But she got no farther. To her intense amazement and dismay, Virginie suddenly threw herself across the couch in a passion of wild and violent weeping. It was several moments before Patricia could soothe her back to a state where she was able even to speak.
"Oh, I knew you would think this! I knew it. I knew it!" she sobbed. "I knew the time would come when I must explain—or lose your friendship. If you only could trust me. If you only knew—"
Patricia, at a loss for words, could only squeeze her hand in silent assurance.
"But you never will know—and I never can tell you!" she went on wildly. "I love you—I love you—as I love no one else on earth now—beside my father. Do you believe that?"
"I believe it if you say so," Patricia assured her quietly. "I feel sure you are telling me the truth." Her calm, soothing manner was having its effect on the girl's hysterical condition.
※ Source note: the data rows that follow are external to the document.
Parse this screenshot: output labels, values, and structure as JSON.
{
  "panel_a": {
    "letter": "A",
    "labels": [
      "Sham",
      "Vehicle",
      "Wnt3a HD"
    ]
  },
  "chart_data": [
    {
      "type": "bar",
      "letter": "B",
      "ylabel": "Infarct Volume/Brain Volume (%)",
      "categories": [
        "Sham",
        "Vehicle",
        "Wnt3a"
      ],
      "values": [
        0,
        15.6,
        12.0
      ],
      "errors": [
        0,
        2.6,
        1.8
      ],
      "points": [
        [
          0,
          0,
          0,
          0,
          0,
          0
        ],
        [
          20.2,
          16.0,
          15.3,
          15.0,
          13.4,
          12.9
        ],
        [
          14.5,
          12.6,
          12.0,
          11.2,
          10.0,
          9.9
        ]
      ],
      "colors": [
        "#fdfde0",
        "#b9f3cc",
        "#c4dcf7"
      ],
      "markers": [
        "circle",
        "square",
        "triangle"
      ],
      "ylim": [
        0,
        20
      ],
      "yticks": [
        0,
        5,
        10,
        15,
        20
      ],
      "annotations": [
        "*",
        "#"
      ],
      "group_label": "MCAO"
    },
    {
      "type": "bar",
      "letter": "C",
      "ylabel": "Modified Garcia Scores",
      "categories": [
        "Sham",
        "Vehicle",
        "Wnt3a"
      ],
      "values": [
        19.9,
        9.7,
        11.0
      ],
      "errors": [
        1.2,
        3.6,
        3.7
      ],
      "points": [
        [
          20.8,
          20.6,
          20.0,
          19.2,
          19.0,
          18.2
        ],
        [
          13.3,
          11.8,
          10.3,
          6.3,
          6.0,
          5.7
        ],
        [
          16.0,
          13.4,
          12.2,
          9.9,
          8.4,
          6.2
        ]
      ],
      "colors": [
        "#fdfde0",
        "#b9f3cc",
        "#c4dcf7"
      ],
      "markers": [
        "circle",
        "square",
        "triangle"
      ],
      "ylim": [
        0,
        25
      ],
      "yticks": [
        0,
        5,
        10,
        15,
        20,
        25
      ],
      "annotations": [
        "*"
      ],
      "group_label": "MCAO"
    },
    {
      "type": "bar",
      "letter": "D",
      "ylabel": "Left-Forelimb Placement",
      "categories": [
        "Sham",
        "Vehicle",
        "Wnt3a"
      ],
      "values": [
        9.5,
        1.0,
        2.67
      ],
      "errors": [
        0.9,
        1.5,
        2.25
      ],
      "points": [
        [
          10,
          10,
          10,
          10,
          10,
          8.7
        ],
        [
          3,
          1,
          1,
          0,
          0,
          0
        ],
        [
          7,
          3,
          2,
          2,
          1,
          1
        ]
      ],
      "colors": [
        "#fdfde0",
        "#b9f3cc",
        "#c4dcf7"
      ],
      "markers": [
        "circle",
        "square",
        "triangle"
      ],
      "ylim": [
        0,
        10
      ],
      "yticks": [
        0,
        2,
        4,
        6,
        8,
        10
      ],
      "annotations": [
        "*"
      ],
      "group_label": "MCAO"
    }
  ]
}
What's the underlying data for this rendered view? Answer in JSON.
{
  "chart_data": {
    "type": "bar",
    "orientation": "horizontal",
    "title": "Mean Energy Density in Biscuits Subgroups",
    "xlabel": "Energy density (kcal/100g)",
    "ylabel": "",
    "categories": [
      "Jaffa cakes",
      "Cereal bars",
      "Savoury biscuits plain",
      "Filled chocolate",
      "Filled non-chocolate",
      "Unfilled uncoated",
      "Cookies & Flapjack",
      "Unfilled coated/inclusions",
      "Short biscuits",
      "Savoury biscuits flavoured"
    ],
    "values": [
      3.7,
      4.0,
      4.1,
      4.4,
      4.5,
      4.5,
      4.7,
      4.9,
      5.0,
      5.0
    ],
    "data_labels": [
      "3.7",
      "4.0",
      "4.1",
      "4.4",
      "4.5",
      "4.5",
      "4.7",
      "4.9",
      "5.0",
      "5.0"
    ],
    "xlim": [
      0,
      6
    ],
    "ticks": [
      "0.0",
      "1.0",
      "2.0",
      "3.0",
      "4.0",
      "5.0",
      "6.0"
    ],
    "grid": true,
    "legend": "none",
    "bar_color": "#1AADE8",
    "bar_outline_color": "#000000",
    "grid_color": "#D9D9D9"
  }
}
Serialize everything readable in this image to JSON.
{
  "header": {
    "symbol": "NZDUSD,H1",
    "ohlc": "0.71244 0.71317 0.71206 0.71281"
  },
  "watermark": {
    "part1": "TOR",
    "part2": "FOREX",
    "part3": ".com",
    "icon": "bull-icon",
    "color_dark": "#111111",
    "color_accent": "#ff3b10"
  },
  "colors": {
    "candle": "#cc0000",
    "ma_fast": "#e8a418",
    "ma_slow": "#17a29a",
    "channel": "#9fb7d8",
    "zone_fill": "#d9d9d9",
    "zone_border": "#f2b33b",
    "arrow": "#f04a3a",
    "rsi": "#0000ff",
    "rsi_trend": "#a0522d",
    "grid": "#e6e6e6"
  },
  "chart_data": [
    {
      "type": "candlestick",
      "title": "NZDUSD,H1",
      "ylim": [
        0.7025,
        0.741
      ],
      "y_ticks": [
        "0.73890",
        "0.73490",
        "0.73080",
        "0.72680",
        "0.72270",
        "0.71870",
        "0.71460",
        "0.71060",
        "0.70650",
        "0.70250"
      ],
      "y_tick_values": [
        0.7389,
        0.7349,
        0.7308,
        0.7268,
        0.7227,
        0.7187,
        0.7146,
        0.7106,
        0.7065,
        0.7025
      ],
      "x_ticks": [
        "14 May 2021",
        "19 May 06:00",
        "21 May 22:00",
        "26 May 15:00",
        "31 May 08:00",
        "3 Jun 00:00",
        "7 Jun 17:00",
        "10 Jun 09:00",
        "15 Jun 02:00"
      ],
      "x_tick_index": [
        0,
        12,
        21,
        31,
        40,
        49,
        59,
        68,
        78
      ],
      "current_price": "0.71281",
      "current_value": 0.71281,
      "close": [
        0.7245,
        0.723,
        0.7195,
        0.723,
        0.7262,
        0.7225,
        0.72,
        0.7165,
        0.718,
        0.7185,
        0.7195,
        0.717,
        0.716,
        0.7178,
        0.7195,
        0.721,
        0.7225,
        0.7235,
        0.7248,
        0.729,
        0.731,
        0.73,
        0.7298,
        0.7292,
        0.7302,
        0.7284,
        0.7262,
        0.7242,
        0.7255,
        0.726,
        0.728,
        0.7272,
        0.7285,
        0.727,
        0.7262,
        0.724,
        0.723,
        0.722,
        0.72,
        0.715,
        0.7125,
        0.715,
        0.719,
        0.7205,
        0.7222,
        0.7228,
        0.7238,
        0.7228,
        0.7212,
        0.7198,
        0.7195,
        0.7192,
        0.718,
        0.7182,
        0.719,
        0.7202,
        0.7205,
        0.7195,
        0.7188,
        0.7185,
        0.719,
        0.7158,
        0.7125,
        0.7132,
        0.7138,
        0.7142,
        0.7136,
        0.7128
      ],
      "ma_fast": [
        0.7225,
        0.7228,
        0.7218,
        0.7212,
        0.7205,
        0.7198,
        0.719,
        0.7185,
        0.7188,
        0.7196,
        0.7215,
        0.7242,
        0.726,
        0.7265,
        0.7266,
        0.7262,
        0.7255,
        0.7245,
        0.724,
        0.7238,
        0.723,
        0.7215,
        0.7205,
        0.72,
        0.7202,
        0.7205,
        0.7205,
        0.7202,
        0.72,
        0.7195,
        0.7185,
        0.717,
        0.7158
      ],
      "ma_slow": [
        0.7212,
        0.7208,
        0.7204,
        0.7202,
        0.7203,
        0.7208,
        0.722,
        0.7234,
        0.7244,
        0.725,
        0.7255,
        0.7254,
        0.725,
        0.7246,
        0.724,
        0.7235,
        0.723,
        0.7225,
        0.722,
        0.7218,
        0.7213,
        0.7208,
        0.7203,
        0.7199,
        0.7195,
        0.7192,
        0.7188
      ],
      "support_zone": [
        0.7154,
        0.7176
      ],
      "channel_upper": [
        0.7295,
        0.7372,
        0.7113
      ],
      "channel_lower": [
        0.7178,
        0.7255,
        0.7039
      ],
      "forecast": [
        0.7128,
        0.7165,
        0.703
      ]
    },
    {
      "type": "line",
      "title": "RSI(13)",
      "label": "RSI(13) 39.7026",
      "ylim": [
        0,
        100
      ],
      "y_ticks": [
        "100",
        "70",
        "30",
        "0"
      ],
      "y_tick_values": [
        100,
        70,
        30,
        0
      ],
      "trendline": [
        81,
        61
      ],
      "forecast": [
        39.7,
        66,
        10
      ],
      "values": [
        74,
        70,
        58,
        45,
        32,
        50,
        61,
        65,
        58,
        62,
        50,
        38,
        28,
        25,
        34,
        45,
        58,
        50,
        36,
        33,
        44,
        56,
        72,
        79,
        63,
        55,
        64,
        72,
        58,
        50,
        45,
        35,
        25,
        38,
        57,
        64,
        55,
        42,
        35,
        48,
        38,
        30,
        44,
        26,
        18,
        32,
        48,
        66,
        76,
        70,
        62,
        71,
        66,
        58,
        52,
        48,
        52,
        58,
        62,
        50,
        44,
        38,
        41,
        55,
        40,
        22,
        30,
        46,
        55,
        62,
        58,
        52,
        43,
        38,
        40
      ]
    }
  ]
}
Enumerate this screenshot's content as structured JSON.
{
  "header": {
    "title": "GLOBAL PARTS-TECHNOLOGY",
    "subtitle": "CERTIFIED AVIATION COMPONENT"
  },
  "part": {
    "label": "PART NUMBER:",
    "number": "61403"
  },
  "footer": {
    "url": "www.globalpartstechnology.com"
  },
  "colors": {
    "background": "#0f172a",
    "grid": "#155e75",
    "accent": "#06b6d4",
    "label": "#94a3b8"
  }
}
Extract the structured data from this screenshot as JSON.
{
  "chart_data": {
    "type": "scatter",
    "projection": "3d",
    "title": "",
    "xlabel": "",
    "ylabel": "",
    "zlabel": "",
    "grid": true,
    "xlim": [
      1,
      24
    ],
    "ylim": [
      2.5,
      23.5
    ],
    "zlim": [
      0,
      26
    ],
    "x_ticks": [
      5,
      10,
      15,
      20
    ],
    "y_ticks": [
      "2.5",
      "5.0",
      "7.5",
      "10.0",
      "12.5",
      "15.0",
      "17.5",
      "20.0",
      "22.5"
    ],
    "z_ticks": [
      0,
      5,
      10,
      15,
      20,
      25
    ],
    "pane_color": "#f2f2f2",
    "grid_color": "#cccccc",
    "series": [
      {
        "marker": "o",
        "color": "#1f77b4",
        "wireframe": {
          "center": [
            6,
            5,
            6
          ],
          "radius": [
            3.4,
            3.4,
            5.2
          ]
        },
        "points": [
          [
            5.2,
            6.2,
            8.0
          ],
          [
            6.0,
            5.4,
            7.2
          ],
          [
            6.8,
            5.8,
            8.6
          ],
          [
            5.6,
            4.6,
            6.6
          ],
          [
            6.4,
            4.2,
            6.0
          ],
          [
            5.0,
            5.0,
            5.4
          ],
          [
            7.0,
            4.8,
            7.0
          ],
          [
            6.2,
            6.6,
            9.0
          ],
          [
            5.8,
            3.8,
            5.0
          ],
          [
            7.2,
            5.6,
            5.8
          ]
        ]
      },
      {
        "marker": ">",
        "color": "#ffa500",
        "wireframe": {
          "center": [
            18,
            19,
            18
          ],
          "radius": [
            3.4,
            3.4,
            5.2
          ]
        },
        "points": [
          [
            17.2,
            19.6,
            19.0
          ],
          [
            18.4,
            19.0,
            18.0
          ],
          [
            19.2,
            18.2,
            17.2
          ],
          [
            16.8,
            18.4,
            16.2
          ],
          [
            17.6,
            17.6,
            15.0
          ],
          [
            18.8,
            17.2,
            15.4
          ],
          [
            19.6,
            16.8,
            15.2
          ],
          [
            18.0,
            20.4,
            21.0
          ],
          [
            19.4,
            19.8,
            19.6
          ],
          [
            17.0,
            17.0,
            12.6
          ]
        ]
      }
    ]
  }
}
Virginie herself suddenly became calmer.
"I wish you would make a promise," she continued. "If you knew my life and all that I have to endure,—all the puzzling, bewildering things that are pulling me this way and that—things that I perhaps can never tell you, because they would concern others,—I know that you would promise me this, never to care whether my manner seems cold toward you; never to think unkind thoughts of me, no matter how I may act—to say to yourself always, when I seem the worst, 'Virginie loves me; she does not mean this mood for me!' Could you make me that promise, Patricia? Some day, if God wills, I may be able to explain."
"Indeed, Virginie," cried her companion, sincerely touched, "I trust you every way and always! I'll never be annoyed any more, no matter how you act. I'll understand that it's something quite outside of myself that is causing it. Will that make you feel any better?"
Virginie did not answer in words, but the grateful pressure of her hands was sufficient response. The atmosphere having thus been cleared, Patricia abandoned the subject and plunged gaily into something quite different.
"You told me once, Virginie," she began, "that you had done a good deal of work in water-colors at various times, but you have never shown me any of your sketches. Have you any here with you, and if so, could I see them? I'm awfully interested in that sort of thing, though I don't do much of the kind myself."
"Ah, yes!" cried Virginie, brightening at once. "I have a whole portfolio in my room. I will go to fetch it. I love the work, and I turn to it whenever I have an opportunity." She ran out of the room and hurried back with a batch of color sketches that she spread out on the couch. They were really exceedingly clever, as Patricia recognized at once.